Yahoo management is likely to undergo a major restructure next week, according to industry sources.

The firm's new chief executive, Corol Bartz, would make the sweeping changes in order to better position the firm following her predecessor Jerry Yang's difficult period of tenure.

Under Yang's leadership and the management structure he put in place, Yahoo experienced a continuing decline against Google in search market share, swinging share prices caused by a failed Microsoft acquisition attempt and collapse of a Google search deal that would have brought the company a significant increase in revenue.

Bartz was chosen to lead Yahoo mainly due to her proven track record of driving growth while she was chief executive of Autodesk. For example, between 2002 to 2006, she lifted the software design firm's revenues from US$285m to US$1.523bn.

The rejig is likely to take place on Wednesday and could be either pushed out in a couple of weeks or rolled out in phases, according to the Wall Street Journal's affiliated blog, All Things Digital.
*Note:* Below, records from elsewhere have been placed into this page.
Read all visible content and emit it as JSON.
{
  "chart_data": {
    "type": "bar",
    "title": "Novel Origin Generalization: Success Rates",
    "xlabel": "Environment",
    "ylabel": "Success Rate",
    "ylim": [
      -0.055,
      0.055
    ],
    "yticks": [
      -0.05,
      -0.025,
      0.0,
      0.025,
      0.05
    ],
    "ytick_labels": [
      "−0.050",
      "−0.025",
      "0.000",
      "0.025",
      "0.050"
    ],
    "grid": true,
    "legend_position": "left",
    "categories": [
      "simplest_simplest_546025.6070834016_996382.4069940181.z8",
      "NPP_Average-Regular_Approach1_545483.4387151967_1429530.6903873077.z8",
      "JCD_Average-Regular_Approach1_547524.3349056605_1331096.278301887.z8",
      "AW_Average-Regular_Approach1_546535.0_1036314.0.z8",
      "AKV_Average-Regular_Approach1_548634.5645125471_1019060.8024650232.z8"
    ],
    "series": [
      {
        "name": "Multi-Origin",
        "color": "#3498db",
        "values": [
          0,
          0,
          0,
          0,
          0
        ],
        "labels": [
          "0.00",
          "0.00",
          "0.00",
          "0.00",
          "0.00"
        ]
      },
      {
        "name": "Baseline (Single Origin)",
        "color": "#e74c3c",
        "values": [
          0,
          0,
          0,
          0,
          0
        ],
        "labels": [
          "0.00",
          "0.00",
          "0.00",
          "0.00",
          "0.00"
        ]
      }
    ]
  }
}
Sources told the blog's co-editor, Kara Swisher that Bartz is planning to enforce a more "traditional" structure on Yahoo, similar to the one she employed at Autodesk, which will be a significant change from the employee structure Yang put in place.
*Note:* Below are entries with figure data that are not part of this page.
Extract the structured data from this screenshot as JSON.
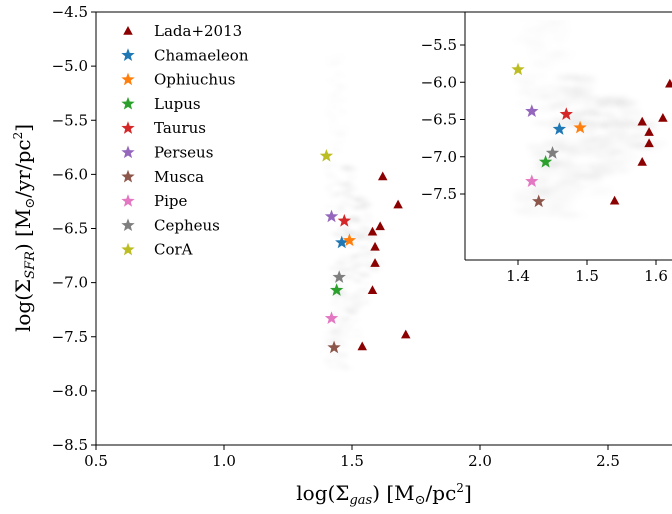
{
  "chart_data": [
    {
      "type": "scatter",
      "title": "",
      "xlabel_main": "log(Σ",
      "xlabel_sub": "gas",
      "xlabel_rest": ") [M",
      "xlabel_sun": "⊙",
      "xlabel_unit": "/pc",
      "xlabel_sup": "2",
      "xlabel_close": "]",
      "ylabel_main": "log(Σ",
      "ylabel_sub": "SFR",
      "ylabel_rest": ") [M",
      "ylabel_sun": "⊙",
      "ylabel_unit": "/yr/pc",
      "ylabel_sup": "2",
      "ylabel_close": "]",
      "xlim": [
        0.5,
        2.8
      ],
      "ylim": [
        -8.5,
        -4.5
      ],
      "xticks": [
        0.5,
        1.0,
        1.5,
        2.0,
        2.5
      ],
      "xtick_labels": [
        "0.5",
        "1.0",
        "1.5",
        "2.0",
        "2.5"
      ],
      "yticks": [
        -8.5,
        -8.0,
        -7.5,
        -7.0,
        -6.5,
        -6.0,
        -5.5,
        -5.0,
        -4.5
      ],
      "ytick_labels": [
        "−8.5",
        "−8.0",
        "−7.5",
        "−7.0",
        "−6.5",
        "−6.0",
        "−5.5",
        "−5.0",
        "−4.5"
      ],
      "grid": false,
      "legend_position": "top-left",
      "series": [
        {
          "name": "Lada+2013",
          "marker": "triangle",
          "color": "#8b0000",
          "points": [
            [
              1.62,
              -6.02
            ],
            [
              1.68,
              -6.28
            ],
            [
              1.61,
              -6.48
            ],
            [
              1.58,
              -6.53
            ],
            [
              1.59,
              -6.67
            ],
            [
              1.59,
              -6.82
            ],
            [
              1.58,
              -7.07
            ],
            [
              1.71,
              -7.48
            ],
            [
              1.54,
              -7.59
            ]
          ]
        },
        {
          "name": "Chamaeleon",
          "marker": "star",
          "color": "#1f77b4",
          "points": [
            [
              1.46,
              -6.63
            ]
          ]
        },
        {
          "name": "Ophiuchus",
          "marker": "star",
          "color": "#ff7f0e",
          "points": [
            [
              1.49,
              -6.61
            ]
          ]
        },
        {
          "name": "Lupus",
          "marker": "star",
          "color": "#2ca02c",
          "points": [
            [
              1.44,
              -7.07
            ]
          ]
        },
        {
          "name": "Taurus",
          "marker": "star",
          "color": "#d62728",
          "points": [
            [
              1.47,
              -6.43
            ]
          ]
        },
        {
          "name": "Perseus",
          "marker": "star",
          "color": "#9467bd",
          "points": [
            [
              1.42,
              -6.39
            ]
          ]
        },
        {
          "name": "Musca",
          "marker": "star",
          "color": "#8c564b",
          "points": [
            [
              1.43,
              -7.6
            ]
          ]
        },
        {
          "name": "Pipe",
          "marker": "star",
          "color": "#e377c2",
          "points": [
            [
              1.42,
              -7.33
            ]
          ]
        },
        {
          "name": "Cepheus",
          "marker": "star",
          "color": "#7f7f7f",
          "points": [
            [
              1.45,
              -6.95
            ]
          ]
        },
        {
          "name": "CorA",
          "marker": "star",
          "color": "#bcbd22",
          "points": [
            [
              1.4,
              -5.83
            ]
          ]
        }
      ]
    },
    {
      "type": "scatter",
      "title": "inset",
      "xlim": [
        1.33,
        1.62
      ],
      "ylim": [
        -7.85,
        -5.25
      ],
      "xticks": [
        1.4,
        1.5,
        1.6
      ],
      "xtick_labels": [
        "1.4",
        "1.5",
        "1.6"
      ],
      "yticks": [
        -7.5,
        -7.0,
        -6.5,
        -6.0,
        -5.5
      ],
      "ytick_labels": [
        "−7.5",
        "−7.0",
        "−6.5",
        "−6.0",
        "−5.5"
      ],
      "grid": false
    }
  ]
}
"Most expect Bartz to do a C-level style set-up, with executives like a chief operating officer, chief technology officer and also a new, more powerful chief media officer (who will also head PR), all reporting to her," said Swisher.

Swisher cites her sources as several top executives inside Yahoo, a number of company outsiders, and a memo that Bartz wrote to staff last week to tell them they had a "big week" ahead of them.

"Yahoo execs are nervously awaiting the moves by Bartz to put a new regime in place, in order to more easily power through a massive reset of the troubled company," said Swisher.

The restructure would follow a number of senior executives leaving Yahoo for Microsoft, including Larry Heck, Yahoo's vice president of search and advertising sciences at Yahoo Labs, and Qi Lu, Yahoo's vice president of engineering for search and advertising.

But the news would follow a week of celebrations for the firm.

Market research from ComScore revealed that in the month of January Yahoo had increased its market share in the US search market by 0.5 per cent, while its biggest rival Google faced a 0.5 per cent decrease in share.

Yahoo also launched a new programme for advertisers designed to further increase its revenue called Rich Ads In Search, which will let advertisers put images, video and location information into adverts hosted in search results.